Ah canım abim, biliyorum, sen iyi demagogsun ama bana yapma lütfen...
Sen işverensin de biz hiç mi olmadık canım abim? İşveren ihtiyaç duyduğu iş için belli bir ücret ödemeyi öneren kişidir. Diyelim bu 10TL olsun. İşveren asla bu iş için 11TL ödemez. Öngördüğü 10TL'nin 2TL'sini vergiye, 3TL'sini sigortaya öder, kalan 5TL'yi de işçiye verir (rakamlar atmasyon elbette). Lütfen bir çalışanın için muhasebecine maaş bordrosu düzenlettir de bir bak abi, vergiyi kim ödüyor.

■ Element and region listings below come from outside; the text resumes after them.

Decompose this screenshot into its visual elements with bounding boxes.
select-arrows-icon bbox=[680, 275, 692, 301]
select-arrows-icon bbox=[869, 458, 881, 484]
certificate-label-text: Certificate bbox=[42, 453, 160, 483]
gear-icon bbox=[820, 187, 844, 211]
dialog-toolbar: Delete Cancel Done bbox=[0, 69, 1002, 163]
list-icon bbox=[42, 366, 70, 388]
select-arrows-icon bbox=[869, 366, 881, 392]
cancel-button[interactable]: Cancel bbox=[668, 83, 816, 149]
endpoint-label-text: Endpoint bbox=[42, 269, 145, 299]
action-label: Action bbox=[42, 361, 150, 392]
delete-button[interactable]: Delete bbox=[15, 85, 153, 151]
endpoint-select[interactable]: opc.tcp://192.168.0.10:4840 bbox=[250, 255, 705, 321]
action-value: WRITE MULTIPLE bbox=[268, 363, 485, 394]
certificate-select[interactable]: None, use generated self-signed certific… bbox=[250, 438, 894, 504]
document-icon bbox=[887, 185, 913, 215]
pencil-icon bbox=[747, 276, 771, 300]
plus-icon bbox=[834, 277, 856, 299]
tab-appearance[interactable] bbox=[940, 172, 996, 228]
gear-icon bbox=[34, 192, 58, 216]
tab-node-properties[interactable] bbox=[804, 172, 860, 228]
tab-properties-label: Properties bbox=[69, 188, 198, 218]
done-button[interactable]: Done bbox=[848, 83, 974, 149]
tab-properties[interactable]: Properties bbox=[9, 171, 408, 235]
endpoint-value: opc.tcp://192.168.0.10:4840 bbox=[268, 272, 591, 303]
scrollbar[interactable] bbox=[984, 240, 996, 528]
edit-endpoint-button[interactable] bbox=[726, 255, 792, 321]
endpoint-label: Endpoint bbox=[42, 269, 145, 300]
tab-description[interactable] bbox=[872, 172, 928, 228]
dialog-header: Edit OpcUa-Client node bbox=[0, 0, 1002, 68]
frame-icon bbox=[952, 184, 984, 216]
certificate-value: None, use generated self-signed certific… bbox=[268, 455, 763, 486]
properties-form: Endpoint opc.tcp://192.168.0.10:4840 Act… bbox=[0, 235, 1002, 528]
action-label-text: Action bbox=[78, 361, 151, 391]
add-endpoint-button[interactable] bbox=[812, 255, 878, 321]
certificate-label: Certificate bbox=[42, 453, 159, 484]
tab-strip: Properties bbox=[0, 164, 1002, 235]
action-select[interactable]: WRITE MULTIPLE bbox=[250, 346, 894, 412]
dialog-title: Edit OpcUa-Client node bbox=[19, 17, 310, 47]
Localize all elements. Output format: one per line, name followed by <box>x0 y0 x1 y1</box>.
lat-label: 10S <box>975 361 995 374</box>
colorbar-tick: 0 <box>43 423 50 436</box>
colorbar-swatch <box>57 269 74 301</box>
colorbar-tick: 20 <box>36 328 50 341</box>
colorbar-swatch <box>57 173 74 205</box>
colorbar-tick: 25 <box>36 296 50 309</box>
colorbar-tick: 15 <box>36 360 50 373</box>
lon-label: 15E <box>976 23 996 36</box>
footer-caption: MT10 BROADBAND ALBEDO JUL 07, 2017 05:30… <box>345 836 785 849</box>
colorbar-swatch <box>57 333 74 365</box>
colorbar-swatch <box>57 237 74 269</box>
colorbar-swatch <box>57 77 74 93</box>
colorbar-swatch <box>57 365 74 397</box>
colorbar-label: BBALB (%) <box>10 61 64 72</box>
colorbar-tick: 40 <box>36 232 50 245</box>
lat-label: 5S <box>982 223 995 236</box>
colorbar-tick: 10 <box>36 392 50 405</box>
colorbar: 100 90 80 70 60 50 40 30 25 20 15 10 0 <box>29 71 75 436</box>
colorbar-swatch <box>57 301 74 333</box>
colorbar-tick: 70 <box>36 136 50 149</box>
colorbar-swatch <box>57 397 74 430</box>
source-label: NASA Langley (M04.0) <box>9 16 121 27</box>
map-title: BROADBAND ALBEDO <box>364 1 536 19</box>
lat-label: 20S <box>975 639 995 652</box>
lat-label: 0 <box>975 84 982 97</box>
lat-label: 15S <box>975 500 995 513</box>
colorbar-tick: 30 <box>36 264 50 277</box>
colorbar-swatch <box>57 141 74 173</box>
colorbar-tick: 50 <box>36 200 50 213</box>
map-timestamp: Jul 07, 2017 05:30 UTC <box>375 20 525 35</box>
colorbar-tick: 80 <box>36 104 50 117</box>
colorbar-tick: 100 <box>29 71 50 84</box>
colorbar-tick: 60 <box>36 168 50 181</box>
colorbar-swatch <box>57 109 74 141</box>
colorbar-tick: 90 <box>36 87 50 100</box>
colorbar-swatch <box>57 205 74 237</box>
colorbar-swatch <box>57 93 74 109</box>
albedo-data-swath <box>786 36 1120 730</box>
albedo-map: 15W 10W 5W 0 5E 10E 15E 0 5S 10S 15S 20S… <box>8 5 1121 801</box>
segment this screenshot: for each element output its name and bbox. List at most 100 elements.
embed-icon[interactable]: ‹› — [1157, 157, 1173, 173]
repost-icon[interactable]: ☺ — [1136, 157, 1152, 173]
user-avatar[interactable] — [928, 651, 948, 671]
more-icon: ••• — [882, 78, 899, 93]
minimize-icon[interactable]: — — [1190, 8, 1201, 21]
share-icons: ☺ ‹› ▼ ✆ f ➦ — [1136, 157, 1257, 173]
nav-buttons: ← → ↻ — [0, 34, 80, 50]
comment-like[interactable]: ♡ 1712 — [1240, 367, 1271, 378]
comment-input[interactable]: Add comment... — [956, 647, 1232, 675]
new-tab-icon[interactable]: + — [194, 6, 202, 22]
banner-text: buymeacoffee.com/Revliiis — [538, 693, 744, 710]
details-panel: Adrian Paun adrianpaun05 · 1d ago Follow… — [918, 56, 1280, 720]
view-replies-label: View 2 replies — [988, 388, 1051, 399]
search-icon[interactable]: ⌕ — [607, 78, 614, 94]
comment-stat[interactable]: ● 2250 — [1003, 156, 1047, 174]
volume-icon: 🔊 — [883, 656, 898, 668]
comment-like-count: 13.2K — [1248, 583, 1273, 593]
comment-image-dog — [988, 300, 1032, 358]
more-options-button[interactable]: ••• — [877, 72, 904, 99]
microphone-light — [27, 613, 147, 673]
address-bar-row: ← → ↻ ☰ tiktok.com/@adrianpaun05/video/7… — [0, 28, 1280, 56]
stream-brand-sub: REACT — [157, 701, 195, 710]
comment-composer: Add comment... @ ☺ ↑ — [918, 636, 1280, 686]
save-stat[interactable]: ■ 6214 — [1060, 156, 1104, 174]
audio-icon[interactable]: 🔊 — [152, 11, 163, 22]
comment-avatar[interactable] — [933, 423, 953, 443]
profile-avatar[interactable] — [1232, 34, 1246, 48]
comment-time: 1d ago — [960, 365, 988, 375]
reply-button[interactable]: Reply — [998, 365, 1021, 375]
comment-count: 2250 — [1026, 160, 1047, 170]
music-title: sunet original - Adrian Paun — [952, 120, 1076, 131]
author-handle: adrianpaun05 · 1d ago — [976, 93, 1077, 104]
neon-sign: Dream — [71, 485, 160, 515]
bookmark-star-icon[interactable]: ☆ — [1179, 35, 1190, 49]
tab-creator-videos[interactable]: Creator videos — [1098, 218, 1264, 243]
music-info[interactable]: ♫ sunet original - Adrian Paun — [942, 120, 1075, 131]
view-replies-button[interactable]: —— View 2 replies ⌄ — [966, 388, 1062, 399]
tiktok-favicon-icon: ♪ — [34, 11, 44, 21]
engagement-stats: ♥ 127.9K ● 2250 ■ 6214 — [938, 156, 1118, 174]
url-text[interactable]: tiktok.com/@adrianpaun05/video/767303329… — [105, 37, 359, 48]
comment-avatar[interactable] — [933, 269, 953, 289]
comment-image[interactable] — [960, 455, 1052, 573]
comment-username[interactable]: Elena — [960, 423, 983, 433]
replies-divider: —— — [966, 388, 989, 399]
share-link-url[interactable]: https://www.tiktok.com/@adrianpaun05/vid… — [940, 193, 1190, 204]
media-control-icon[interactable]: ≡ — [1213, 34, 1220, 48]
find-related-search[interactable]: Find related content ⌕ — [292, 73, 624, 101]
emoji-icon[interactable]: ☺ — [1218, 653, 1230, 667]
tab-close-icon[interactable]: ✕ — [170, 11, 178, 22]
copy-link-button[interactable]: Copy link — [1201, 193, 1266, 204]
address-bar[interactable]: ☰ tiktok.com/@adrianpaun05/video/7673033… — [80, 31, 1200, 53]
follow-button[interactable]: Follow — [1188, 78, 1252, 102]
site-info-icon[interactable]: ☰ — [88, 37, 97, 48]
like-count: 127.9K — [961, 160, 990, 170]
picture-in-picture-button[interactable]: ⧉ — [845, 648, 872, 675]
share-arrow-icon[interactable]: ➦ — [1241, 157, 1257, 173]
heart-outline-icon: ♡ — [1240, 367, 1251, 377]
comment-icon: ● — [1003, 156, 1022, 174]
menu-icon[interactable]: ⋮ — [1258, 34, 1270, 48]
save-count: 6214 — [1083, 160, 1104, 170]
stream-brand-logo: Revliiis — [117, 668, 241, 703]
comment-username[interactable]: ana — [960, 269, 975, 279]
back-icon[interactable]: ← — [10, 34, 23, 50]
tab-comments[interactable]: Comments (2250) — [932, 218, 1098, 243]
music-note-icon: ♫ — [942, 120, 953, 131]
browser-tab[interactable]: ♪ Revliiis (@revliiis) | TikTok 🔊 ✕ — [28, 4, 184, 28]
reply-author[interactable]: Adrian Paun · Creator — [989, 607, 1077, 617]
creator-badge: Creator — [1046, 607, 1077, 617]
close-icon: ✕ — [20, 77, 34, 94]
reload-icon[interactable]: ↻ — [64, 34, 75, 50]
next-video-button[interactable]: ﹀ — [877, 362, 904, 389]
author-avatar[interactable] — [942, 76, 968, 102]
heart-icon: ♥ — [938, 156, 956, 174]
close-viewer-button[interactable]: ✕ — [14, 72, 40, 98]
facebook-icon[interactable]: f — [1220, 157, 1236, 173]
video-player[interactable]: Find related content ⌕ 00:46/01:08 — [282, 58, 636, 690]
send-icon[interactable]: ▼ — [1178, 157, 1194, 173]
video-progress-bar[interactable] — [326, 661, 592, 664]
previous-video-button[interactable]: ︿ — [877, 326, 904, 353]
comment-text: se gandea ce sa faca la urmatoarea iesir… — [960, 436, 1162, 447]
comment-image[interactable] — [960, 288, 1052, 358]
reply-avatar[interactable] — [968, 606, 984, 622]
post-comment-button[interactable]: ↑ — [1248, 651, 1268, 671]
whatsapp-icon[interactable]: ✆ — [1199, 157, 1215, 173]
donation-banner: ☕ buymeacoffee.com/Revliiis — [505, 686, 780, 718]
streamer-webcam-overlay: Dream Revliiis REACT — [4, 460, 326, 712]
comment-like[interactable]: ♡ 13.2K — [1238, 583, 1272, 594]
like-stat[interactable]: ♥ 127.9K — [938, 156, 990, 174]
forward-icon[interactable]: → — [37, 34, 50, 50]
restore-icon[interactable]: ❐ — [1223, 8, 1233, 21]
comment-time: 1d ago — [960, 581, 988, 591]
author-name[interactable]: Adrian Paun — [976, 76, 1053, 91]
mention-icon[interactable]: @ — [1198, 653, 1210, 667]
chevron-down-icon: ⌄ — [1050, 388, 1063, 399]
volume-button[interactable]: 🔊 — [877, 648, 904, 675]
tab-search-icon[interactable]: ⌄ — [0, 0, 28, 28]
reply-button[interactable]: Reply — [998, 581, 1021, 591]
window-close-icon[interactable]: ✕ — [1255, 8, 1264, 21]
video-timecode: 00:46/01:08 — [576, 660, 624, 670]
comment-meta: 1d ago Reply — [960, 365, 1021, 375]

Orada açıkça brüt gelirin ne olduğu, ne kadarının hangi namlar altında kesildiği, net gelirin ne olduğu yazıyor...
Haklarına tecavüz edilirse bu konuda hiçbir şey yapmaz mısın abi? Yoksa, tecavüz eden devlet ise mi hiçbir şey yapmazsın? Yani kanunun söylediği haksızlık dahi olsa uygular mısın? Direnmez misin?
Haksız olduğunu düşündüğün kanuna uymamak (şiddet içermediği sürece) son derece demokratik bir tepkidir. Adı da sivil itaatsizliktir.
Ha, bunu tartışabiliriz... Ama konuya senin mantığınla yaklaşacak olursak, yani "sen kanunu uygula, istiyorsan ayrıca tepki göster" şeklinde özetlenebilecek bir mantık ile yaklaşırsak şunu yapamayız abi, "kanunen" bir "kabahat" olarak ele alınan bir eylemi hırsızlık olarak tanımlayamayız. Çünkü "kanunen hırsız olmayan" bir kişiye "hırsız" demek, "kanunen iftira ve hakarettir"... Köprü geçiş ücreti ödememek "kanunen kabahat" iken hakaret ve iftira "kanunen suçtur". Yani, "kanunen" senin yaptığın, köprü geçiş ücreti ödememekten çok daha ayıplı bir durumdur.
Kısaca "doğru bulmasan da kanunları uygulayacaksın" diyorsan lütfen bu söylediğini önce kendin yap ve insanlara iftira ve hakaret etme. Yok "kanun yanlış söylüyorsa, doğru bildiğin şekilde davran" diyorsan, aynen senin söylediğini yapan bu insanlara durduk yerde hakaret ve iftira etme...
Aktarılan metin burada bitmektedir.